Depois de um ano sendo aluna da escola, Luciana enfrentou um concurso para se tornar parte do corpo de baile como se chamam as bailarinas que dançam em conjunto e ainda não são solistas da companhia. Entre mais de 400 candidatas do mundo inteiro, mais uma vez, a mineira foi selecionada “de primeira”, ao lado de somente mais uma concorrente.
E SE NÃO DESSE CERTO?
Muito se diz que a frase “e se não der certo?” não faz parte do vocabulário dos vencedores, daqueles que alcançam o sucesso. A bailarina parece concordar, já que, para ela, não existiria outra opção a não ser dançar fora do Brasil: “Nossos teatros estão sempre em greve, os salários dos bailarinos são baixos. Somos um dos países com mais talentos do mundo, mas não valorizamos”.

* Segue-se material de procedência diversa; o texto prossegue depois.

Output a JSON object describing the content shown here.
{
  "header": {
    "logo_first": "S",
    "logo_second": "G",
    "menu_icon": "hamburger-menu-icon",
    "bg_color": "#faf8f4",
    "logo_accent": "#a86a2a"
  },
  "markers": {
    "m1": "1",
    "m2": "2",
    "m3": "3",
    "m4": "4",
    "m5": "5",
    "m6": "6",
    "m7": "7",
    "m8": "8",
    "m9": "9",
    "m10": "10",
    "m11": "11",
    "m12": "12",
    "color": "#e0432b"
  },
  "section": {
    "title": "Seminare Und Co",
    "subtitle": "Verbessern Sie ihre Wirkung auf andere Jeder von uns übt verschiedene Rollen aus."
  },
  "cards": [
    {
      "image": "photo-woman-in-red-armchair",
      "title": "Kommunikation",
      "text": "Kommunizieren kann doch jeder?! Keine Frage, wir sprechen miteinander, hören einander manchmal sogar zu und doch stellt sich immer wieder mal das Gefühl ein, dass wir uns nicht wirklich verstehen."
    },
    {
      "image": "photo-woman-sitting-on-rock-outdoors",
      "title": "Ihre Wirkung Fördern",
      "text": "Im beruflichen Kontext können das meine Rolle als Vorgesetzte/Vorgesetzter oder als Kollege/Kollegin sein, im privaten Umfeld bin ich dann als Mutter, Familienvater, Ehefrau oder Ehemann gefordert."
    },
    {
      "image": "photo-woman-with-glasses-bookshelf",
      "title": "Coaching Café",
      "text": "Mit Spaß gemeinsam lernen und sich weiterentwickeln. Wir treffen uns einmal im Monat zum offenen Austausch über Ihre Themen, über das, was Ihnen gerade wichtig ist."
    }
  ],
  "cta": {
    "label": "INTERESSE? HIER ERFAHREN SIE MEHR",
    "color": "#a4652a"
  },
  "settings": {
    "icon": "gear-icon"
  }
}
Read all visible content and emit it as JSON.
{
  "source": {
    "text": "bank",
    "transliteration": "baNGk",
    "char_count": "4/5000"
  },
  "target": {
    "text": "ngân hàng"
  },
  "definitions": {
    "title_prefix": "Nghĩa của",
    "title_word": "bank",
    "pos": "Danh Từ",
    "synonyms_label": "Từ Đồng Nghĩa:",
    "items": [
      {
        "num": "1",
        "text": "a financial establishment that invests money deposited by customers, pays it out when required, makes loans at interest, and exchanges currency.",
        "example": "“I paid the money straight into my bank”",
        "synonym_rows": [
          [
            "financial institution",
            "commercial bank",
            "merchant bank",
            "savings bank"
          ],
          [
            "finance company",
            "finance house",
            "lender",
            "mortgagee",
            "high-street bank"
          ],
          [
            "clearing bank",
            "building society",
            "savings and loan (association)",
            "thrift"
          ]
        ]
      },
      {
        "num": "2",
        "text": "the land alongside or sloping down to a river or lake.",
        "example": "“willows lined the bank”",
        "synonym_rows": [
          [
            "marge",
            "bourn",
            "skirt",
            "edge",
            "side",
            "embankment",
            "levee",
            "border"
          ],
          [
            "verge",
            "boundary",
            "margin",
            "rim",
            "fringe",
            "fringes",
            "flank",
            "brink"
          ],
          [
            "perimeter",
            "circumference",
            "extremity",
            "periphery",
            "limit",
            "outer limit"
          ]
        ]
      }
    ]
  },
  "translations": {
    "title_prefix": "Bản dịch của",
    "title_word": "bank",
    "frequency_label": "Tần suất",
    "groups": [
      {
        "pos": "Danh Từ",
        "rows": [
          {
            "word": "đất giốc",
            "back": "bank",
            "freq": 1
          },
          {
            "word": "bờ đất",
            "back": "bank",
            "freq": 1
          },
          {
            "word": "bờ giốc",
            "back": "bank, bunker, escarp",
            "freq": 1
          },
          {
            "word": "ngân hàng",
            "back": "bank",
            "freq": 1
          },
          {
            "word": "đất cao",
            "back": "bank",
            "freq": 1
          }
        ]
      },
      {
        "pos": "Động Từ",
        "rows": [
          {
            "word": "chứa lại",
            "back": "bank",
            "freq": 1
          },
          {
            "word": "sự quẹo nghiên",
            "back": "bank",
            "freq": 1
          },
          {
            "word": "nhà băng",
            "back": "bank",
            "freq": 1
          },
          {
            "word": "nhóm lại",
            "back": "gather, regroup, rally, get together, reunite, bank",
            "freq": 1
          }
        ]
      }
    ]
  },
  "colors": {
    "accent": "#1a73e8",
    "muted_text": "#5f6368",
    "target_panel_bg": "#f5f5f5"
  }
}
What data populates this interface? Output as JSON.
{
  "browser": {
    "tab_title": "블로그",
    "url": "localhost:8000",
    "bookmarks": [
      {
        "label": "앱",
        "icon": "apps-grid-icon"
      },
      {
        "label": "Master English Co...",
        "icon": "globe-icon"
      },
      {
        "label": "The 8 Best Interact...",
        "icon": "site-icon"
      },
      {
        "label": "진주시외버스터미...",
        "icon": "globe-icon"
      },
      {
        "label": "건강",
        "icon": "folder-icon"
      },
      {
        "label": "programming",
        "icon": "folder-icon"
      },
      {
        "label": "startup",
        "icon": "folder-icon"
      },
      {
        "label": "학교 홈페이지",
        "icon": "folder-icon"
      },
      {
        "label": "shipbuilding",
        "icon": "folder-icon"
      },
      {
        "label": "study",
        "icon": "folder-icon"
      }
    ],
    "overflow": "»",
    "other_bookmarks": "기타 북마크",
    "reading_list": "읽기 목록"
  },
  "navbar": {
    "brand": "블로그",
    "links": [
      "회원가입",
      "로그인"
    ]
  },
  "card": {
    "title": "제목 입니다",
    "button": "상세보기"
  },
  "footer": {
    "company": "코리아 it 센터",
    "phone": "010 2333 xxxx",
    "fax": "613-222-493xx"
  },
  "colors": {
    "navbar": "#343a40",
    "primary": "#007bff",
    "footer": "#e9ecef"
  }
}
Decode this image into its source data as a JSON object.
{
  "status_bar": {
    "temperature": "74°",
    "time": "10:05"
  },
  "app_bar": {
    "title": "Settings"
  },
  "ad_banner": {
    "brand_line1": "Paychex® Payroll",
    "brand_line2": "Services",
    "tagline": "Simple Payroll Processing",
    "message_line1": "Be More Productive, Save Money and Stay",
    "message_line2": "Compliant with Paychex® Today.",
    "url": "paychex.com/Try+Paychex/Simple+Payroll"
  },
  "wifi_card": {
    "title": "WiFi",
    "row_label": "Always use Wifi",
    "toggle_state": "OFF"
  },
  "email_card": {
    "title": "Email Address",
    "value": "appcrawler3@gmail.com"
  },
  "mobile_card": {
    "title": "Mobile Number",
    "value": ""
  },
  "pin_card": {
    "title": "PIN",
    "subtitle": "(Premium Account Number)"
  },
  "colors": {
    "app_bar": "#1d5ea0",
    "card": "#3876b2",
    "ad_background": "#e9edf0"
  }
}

Luciana diz que a desvalorização da arte no país desestimula muitas potenciais dançarinas, e isso se intensifica pela competitividade entre aquelas que lutam por uma oportunidade. Ela conta que viveu situações que parecem saídas de filmes: seu figurino foi cortado, uma agulha foi colocada em sua sapatilha e ela foi excluída dos grupos de amigos na escola. Somente na França encontrou amizades verdadeiras no mundo da dança.
Apesar de não ter tido muitas derrotas, houve uma que a marcou profundamente. Em 2019, na sua penúltima participação no Festival de Dança de Joinville, pela primeira vez ela não garantiu nenhum pódio na competição: “Naquele dia, claro, eu chorei, fiquei triste, mas, no mesmo dia, olhei nos olhos da minha mãe e falei: Não desacredite de mim, porque a partir de hoje, eu escolho de verdade a dança. É a partir da minha derrota que eu escolho o que eu quero”.
Ainda assim, a jovem diz que a derrota no festival não foi maior do que a dificuldade de ficar longe da família ou de enfrentar a competitividade no mundo da dança.
SONHO REALIZADO
Aos 18 anos e empregada até a aposentadoria, a certeza dela é uma raridade entre tantos jovens que não encontraram ainda uma carreira pela qual são apaixonados. “Hoje, aos meus 18 anos, há 15 anos que eu danço. Há 15 anos eu escolhi completar a minha alma. Porque realmente minha alma dança. Não sei o que seria de mim sem ela. Sei que foi a escolha certa, porque acho que a dança também me escolheu”, diz ela.
Atualmente, além da carreira no balé, Luciana faz trabalhos de publicidade para marcas de dança e de moda. Sua mãe, jornalista, passou a trabalhar como sua empresária e assessora. Ela faz questão de enfatizar o apoio dela, do pai e das irmãs em toda a sua carreira.